Ketchum, to cite the most prominent player in the Williams drama, has collected $97 million in federal money since 2001 — roughly a third of all federal government spending on PR during that time. Officials with the New York and Washington offices of the firm did not return calls seeking comment.

But Mark Schannon, a longtime director of the firm’s Washington office who left two years ago to establish his own shop, said he didn’t think the Williams affair was likely to affect Ketchum’s other government work.

“I would bet the business impact will be zero,” he said. However, since the Education Department already cancelled its contract with Ketchum, Schannon conceded, it’s possible that other departments for whom the firm is working could decide to cut ties as well.

Several executives at firms with big government contracts were sanguine, however, and denied that they were having to give serious thought internally to adjusting their revenue-growth plans if the work dries up.

“We’re basically continuing to do business as we’ve always done it,” said Molly Matthews, president and CEO of Matthews Media Group, which raked in $51.6 million worth of government work over the past three years, ranking it second only to Ketchum in volume, according to a recent report by the Democratic staff of the House Government Reform Committee.

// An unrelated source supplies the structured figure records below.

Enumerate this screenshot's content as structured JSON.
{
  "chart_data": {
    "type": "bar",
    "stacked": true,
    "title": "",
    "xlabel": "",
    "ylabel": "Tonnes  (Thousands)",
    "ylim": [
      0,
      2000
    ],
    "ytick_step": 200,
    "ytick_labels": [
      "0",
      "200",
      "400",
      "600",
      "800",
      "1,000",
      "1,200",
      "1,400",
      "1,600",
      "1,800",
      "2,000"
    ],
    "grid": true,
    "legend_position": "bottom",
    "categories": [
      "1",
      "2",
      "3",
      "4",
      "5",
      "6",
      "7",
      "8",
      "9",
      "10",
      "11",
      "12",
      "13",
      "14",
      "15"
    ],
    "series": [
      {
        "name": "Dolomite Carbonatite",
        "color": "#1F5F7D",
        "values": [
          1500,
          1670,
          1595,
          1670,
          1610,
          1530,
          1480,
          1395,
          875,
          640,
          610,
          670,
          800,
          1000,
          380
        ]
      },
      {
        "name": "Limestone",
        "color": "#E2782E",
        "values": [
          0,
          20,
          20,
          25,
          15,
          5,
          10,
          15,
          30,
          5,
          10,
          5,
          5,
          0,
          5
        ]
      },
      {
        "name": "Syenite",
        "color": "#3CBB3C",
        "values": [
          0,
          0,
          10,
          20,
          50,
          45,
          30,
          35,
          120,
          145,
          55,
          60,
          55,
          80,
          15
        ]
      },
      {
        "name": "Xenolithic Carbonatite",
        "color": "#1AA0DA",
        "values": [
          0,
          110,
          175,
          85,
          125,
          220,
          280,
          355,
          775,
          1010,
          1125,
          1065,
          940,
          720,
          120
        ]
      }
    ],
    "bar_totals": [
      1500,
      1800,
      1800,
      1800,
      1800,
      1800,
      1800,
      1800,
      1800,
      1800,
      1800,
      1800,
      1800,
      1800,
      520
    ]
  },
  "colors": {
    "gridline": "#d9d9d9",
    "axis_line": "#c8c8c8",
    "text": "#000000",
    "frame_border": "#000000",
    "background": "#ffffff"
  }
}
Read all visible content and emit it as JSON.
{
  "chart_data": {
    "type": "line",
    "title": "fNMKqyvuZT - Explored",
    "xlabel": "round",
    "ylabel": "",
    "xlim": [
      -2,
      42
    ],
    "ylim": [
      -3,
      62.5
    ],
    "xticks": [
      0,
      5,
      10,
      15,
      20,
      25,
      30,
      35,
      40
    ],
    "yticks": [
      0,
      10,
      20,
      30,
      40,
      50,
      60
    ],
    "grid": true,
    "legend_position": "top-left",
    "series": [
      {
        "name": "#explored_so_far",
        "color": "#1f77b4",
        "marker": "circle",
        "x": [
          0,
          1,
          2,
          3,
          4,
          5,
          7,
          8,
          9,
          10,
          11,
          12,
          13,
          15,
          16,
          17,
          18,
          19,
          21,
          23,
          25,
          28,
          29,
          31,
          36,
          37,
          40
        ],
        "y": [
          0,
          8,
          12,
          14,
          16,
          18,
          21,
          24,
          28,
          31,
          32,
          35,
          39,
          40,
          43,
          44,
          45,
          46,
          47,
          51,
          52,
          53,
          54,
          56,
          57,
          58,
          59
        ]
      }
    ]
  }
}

For one thing, several PR executives said, the contracts aren’t profitable enough to sink firms that lose them. That’s because government contracts set profit margins at about 8 percent — significantly lower than the margins available in private-sector work.

Schannon, who was with Ketchum when the firm first began seeking government contracts, said the profit caps actually made such contracts potentially dangerous to the firm’s financial health.

“If you bring in too much money without a great profit margin, you can go bankrupt,” he said. “People throw around revenue numbers like they mean something. At the end of the day, it’s how much you’re handing back to the mother ship.”

Mintz, whose firm takes in about 10 percent of its revenue from federal contracts, said that despite the lower profit margins, government work has benefits that are not as easy to quantify; such contracts are large, typically stable over a number of years and often good for morale.

“For our people, they like it because it has a higher purpose to it,” he said. “It’s not moving toothpaste. They get really motivated because they’re emotionally committed to the work.”

Widmeyer Communications pulls in about a quarter of its revenue from federal contracts. The firm has worked on projects to promote, among other things, a literacy program for the National Institute for Literacy and a program sponsored by the Health and Human Services Department that is aimed at stopping bullying among 9 to 12-year-old “tweens.”

Firm CEO Scott Widmeyer said “there’s always concern” of backlash in the industry when a scandal like the one involving Ketchum breaks.

Responding to that concern, the New York-based Council of Public Relations Firms has formed a task force to do what the industry does best — namely, a bit of public relations on behalf of the industry, to try to head off wider calls to stop outsourcing the government’s promotional efforts, according to PR Week.

And while executives at larger firms denied refiguring their business plan in the wake of the scandal, Dave Fuscus, founder of the boutique lobby-and-PR shop Xenophon Strategies, said they should.

“I would think the first thing they would do is a review, to make sure this isn’t going on in their shop, and then study the impact,” he said. “That’s what I would do.”